CVE-2023-7168: 
WordPress vulnerability analysis and mitigation

The Better Follow Button for Jetpack WordPress plugin through version 8.0 contains a stored Cross-Site Scripting (XSS) vulnerability, discovered and disclosed on December 29, 2023. The vulnerability was assigned the identifier CVE-2023-7168 and affects the plugin's settings functionality, specifically impacting WordPress installations, including multisite setups (MITRE, WPScan).

The vulnerability stems from improper sanitization and escaping of certain settings within the plugin, particularly affecting the plugin's settings page where input fields such as the 'Main Button' field are not properly sanitized. This security flaw exists even when the unfiltered_html capability is disallowed. The vulnerability has been assigned a CVSS score of 3.5 (low severity) and is classified under CWE-79 (WPScan).
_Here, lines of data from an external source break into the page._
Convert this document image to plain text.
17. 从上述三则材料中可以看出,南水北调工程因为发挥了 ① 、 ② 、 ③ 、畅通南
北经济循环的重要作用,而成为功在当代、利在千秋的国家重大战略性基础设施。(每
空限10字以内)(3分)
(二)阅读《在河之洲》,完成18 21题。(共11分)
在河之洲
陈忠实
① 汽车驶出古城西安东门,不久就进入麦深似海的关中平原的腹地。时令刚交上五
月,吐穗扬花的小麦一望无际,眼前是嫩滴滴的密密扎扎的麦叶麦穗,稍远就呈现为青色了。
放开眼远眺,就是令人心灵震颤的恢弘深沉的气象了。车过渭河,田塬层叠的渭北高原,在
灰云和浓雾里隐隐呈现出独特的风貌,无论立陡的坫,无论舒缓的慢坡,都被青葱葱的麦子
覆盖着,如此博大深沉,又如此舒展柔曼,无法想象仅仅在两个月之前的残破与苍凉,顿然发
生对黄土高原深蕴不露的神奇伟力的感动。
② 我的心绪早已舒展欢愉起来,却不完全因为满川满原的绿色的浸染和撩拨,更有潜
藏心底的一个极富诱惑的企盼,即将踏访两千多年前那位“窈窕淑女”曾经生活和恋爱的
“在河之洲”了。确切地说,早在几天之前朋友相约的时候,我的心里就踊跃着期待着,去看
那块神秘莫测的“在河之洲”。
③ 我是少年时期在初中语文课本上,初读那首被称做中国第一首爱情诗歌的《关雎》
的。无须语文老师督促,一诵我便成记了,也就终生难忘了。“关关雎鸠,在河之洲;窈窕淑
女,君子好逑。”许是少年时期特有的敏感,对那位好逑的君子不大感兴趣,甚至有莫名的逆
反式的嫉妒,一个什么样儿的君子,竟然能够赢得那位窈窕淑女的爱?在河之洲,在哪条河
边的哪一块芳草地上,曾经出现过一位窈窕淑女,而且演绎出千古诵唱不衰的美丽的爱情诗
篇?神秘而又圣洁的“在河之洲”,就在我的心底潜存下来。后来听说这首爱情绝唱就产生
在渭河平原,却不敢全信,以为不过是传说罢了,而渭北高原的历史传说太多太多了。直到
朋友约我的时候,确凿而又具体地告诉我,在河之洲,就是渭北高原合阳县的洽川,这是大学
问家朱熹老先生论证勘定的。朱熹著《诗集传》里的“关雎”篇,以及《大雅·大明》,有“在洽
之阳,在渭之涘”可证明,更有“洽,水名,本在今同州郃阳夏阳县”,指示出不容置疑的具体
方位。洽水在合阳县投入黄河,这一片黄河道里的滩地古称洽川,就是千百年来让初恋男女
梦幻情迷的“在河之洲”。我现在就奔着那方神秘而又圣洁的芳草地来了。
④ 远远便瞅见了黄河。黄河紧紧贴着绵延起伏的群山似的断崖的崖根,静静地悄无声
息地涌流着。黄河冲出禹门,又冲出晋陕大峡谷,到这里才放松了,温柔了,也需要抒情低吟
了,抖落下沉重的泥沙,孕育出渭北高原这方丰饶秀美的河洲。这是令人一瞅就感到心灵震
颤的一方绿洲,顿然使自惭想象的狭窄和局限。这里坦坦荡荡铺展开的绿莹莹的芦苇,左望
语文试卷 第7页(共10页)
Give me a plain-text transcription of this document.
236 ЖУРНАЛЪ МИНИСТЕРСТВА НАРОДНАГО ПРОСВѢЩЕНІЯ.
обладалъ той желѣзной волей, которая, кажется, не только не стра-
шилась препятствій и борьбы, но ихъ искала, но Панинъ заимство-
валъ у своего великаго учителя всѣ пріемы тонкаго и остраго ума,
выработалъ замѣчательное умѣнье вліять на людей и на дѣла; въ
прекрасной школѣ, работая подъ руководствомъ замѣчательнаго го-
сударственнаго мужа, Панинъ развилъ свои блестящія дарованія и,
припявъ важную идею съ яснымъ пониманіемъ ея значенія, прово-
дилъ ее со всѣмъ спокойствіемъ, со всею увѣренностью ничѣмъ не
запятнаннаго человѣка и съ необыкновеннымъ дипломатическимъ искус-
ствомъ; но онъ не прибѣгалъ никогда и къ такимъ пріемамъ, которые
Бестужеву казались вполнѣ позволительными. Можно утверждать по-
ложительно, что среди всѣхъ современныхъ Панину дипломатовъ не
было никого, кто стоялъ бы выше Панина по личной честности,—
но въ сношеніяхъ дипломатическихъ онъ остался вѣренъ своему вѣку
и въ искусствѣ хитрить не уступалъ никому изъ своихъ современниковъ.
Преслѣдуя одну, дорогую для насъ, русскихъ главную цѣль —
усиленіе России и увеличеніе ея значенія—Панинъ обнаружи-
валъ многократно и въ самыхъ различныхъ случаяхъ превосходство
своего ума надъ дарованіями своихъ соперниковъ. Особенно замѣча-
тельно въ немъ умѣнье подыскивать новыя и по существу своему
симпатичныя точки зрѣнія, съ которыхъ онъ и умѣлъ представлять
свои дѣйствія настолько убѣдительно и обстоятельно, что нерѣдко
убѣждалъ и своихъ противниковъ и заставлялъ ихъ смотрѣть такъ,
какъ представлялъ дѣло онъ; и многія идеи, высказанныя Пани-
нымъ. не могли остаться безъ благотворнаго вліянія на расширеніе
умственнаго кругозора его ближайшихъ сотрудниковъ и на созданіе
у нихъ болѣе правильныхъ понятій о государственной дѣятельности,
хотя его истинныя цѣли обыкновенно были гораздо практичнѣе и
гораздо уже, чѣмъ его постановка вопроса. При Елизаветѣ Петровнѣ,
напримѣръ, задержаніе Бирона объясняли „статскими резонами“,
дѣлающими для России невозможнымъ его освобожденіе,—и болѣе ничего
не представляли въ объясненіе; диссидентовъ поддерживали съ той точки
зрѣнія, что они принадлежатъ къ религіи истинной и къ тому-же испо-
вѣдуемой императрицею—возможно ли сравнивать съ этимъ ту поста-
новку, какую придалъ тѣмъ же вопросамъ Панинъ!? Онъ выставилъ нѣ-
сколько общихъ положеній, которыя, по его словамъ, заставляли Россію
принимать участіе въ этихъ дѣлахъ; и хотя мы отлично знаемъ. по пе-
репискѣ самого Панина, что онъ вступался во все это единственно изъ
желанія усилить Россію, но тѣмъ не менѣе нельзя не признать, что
When exploited, this vulnerability allows high-privilege users such as administrators to perform Stored Cross-Site Scripting attacks. This is particularly concerning in multisite WordPress setups where even administrators are typically restricted from using unfiltered HTML (WPScan).

As of the latest reports, there is no known fix available for this vulnerability. Users of the Better Follow Button for Jetpack plugin should consider this security risk when using version 8.0 or earlier of the plugin (WPScan).